RELATED ARTICLE  Sahabat Bagi Semua! Mungkinkah?

6 Lebih Spiritual
Menuju tahun 2052 temuan-temuan baru dalam bidang fisika kuantum, kesadaran manusia dan sains noetic (aktivitas mental) akan menjadi arus utama. Patricia Auberne dalam Megatrends 2010 menunjuk kepada bangkitnya spiritualitas dalam bisnis sebagai kunci kecenderungan bagi dasawarsa berikutnya. Kita hidup dalam masa karut marut dan pencarian makna dalam kehidupan, kondisi itu menjadi pendorong yang kuat. Sementara Millenials makin kurang minat terlibat dalam agama resmi, konteks fisik di mana mereka berkembang (konektivitas tingkat tinggi dan kolaborasi) dan dampak dari riset sistem nilai (seperti misalnya dari Spiral Dynamics) mengindikasikan bahwa spesies manusia akan terus mengembangkan kapasitas demi menggarap tingkat kerumitan lebih besar dan realitas-realitas alternatif.

Saya sudah sering mengkritisi bagaimana mengerdilnya teologi dalam jemaat. Misalnya Yesus menjadi Juruselamat Kristiani, yang jelas-jelas tidak alkitabiah, karena Yesus itu adalah Juruselamat Dunia!
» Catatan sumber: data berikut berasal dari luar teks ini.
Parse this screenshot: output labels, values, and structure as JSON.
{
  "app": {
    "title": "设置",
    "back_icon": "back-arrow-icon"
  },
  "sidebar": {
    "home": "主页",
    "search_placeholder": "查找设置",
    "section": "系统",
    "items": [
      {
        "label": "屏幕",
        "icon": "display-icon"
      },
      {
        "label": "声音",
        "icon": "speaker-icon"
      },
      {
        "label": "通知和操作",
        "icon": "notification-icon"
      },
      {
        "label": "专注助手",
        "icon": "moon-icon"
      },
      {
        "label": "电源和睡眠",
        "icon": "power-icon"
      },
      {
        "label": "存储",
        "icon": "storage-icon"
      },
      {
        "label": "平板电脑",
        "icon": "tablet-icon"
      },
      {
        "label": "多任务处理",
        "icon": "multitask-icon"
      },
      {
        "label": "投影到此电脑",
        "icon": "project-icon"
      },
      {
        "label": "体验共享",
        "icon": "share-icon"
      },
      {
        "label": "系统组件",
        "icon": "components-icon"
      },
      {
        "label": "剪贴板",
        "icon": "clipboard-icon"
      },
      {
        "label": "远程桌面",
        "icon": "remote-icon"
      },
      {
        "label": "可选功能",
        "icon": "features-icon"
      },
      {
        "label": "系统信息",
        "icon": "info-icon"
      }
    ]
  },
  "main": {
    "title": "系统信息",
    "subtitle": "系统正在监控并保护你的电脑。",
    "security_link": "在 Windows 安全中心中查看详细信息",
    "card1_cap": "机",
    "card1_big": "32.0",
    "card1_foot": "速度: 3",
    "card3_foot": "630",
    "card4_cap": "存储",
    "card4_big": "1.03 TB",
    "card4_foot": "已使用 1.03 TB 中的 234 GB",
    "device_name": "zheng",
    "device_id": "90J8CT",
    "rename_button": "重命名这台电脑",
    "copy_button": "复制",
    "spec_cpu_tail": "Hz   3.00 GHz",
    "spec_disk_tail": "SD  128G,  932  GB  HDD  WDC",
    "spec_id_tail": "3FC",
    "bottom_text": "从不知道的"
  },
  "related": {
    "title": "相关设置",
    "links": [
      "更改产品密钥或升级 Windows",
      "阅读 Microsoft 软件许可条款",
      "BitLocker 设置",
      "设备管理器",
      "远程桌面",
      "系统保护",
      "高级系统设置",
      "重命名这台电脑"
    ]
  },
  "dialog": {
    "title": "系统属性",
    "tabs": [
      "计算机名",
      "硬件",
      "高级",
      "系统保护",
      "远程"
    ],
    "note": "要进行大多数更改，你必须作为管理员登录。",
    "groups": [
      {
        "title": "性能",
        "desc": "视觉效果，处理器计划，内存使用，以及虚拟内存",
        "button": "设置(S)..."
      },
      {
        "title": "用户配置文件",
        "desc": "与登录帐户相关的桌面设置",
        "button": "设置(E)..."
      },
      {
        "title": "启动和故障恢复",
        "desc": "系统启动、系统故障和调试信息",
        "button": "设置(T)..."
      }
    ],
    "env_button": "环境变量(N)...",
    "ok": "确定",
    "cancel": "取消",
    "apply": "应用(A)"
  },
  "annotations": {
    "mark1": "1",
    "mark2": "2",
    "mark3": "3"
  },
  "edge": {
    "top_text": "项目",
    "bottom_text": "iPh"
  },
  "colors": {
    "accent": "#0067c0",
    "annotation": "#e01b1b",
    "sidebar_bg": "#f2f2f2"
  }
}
Saya juga sudah sering mengkritisi pengklisean ungkapan-ungkapan rohani Kristiani. Misalnya “Doa besar kuasanya,” “percaya kepada Alkitab,” yang sejatinya mengalihkan orang Kristiani dari Allah kepada sarana dan simbol-simbol. Sesungguhnya yang berkuasa adalah Allah, bukan doa dan percaya kita kepada Allah, bukan Alkitab. Millenials menuntut spiritualitas yang otentik, bukan yang klise. Secara lebih puitis saya ungkapkan pemuda tidak menginginkan “second hand spirituality” tetapi “first hand spirituality”! Jika TRP 2017 hanya menyajikan teologi opa-oma atau teologi om-tante yang sudah usang maka itu merupakan sebuah kegagalan didaktik. Perlu disain yang segar dan otentik untuk melakukan konsientisasi pemuda dalam Pencarian mereka akan “next step spirituality.”